The Dutch RNAi specialist Prosensa has announced the start of two further programmes under its existing alliance with GlaxoSmithKline (GSK) in which the partners are developing treatments for Duchenne Muscular Dystrophy (DMD). GSK has made an upfront payment to access the two programmes and will make additional milestone payments.
Prosensa says starting these additional programmes is a validation of both the potential of Prosensa’s exon skipping technology platform and of the ongoing relationship.
With the addition of two new programmes, the alliance is now developing treatments that target four different subpopulations of patients suffering from DMD. The new programmes focus on the skipping of four exons, 45, 52, 53, and 55, in addition to the existing work on skipping exon 51 and 44.

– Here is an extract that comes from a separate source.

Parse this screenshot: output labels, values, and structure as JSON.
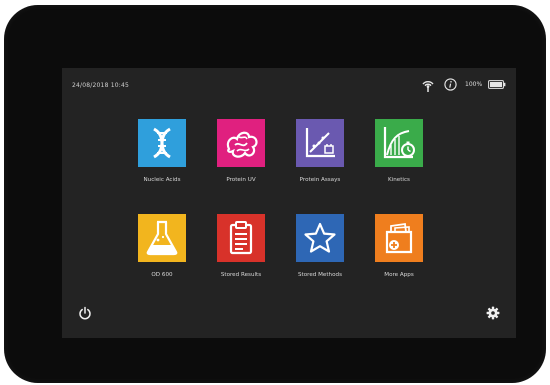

Mutations at these exons in the dystrophin gene interrupt production of dystrophin, a protein that is essential for muscles to function. It has been shown that skipping over these faults allows a functional form of dystrophin to be produced. DMD patients vary in which exons are affected, creating the need for specific therapies for each sub group.

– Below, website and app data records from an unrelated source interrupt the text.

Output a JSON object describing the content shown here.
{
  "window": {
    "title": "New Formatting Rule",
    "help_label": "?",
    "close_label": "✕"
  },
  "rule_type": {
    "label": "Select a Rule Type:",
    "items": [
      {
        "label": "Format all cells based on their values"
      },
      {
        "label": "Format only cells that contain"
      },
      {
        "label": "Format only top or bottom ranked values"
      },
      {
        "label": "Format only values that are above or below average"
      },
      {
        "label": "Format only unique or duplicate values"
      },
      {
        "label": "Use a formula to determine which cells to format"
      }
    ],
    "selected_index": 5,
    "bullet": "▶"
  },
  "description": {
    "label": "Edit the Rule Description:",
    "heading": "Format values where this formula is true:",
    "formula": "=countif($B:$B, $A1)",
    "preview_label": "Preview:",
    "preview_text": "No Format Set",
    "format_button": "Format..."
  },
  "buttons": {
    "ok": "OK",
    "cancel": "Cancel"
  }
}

Under the terms of the collaboration, GSK has an option to select two of these additional four compounds for later-stage development and commercialisation. Prosensa will retain certain limited European commercialisation rights alongside GSK for the two compounds selected by GSK. For the two compounds not selected by GSK, Prosensa will retain full commercialisation rights.

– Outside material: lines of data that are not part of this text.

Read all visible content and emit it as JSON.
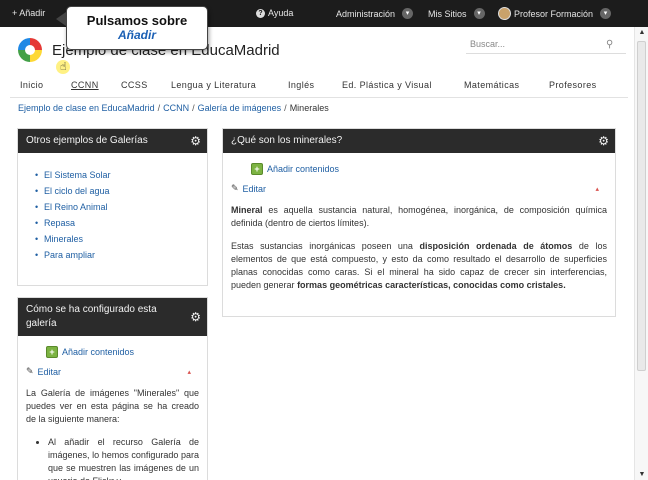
{
  "dockbar": {
    "add": "+ Añadir",
    "help": "Ayuda",
    "admin": "Administración",
    "sites": "Mis Sitios",
    "user": "Profesor Formación"
  },
  "tooltip": {
    "title": "Pulsamos sobre",
    "subtitle": "Añadir"
  },
  "header": {
    "site_title": "Ejemplo de clase en EducaMadrid",
    "search_placeholder": "Buscar..."
  },
  "nav": {
    "items": [
      "Inicio",
      "CCNN",
      "CCSS",
      "Lengua y Literatura",
      "Inglés",
      "Ed. Plástica y Visual",
      "Matemáticas",
      "Profesores"
    ],
    "active": "CCNN"
  },
  "breadcrumb": [
    "Ejemplo de clase en EducaMadrid",
    "CCNN",
    "Galería de imágenes",
    "Minerales"
  ],
  "left_portlet1": {
    "title": "Otros ejemplos de Galerías",
    "links": [
      "El Sistema Solar",
      "El ciclo del agua",
      "El Reino Animal",
      "Repasa",
      "Minerales",
      "Para ampliar"
    ]
  },
  "left_portlet2": {
    "title": "Cómo se ha configurado esta galería",
    "add_content": "Añadir contenidos",
    "edit": "Editar",
    "paragraph": "La Galería de imágenes \"Minerales\" que puedes ver en esta página se ha creado de la siguiente manera:",
    "bullet": "Al añadir el recurso Galería de imágenes, lo hemos configurado para que se muestren las imágenes de un usuario de Flickr y"
  },
  "main_portlet": {
    "title": "¿Qué son los minerales?",
    "add_content": "Añadir contenidos",
    "edit": "Editar",
    "p1_bold": "Mineral",
    "p1_rest": " es aquella sustancia natural, homogénea, inorgánica, de composición química definida (dentro de ciertos límites).",
    "p2_a": "Estas sustancias inorgánicas poseen una ",
    "p2_b": "disposición ordenada de átomos",
    "p2_c": " de los elementos de que está compuesto, y esto da como resultado el desarrollo de superficies planas conocidas como caras. Si el mineral ha sido capaz de crecer sin interferencias, pueden generar ",
    "p2_d": "formas geométricas características, conocidas como cristales."
  },
  "colors": {
    "dockbar": "#1c1c1c",
    "link": "#1f5fa3",
    "portlet_header": "#2b2b2b",
    "tooltip_accent": "#1a5fb4"
  }
}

“Prosensa and GSK’s commitment to progress further developments of additional products that can provide for a solution in DMD is encouraging and welcomed by all of us” said Elizabeth Vroom, Chair of the United Parent Project Muscular Dystrophy, which unites different groups set up by parents of children with DMD in many countries all over the world.
“The expansion of our DMD portfolio with four additional compounds is a great step forward in our efforts to develop safe and effective treatments for this severely debilitating disease and to help as many patients as possible,” said Hans Schikan, Chief Executive Officer of Prosensa.
The alliance with GSK, signed in 2009, could yield up to £437 million plus double-digit royalty payments for Prosensa. The company is backed by venture capital investors including Abingworth, AGF Private Equity, GIMV, LSP and MedSciences Capital.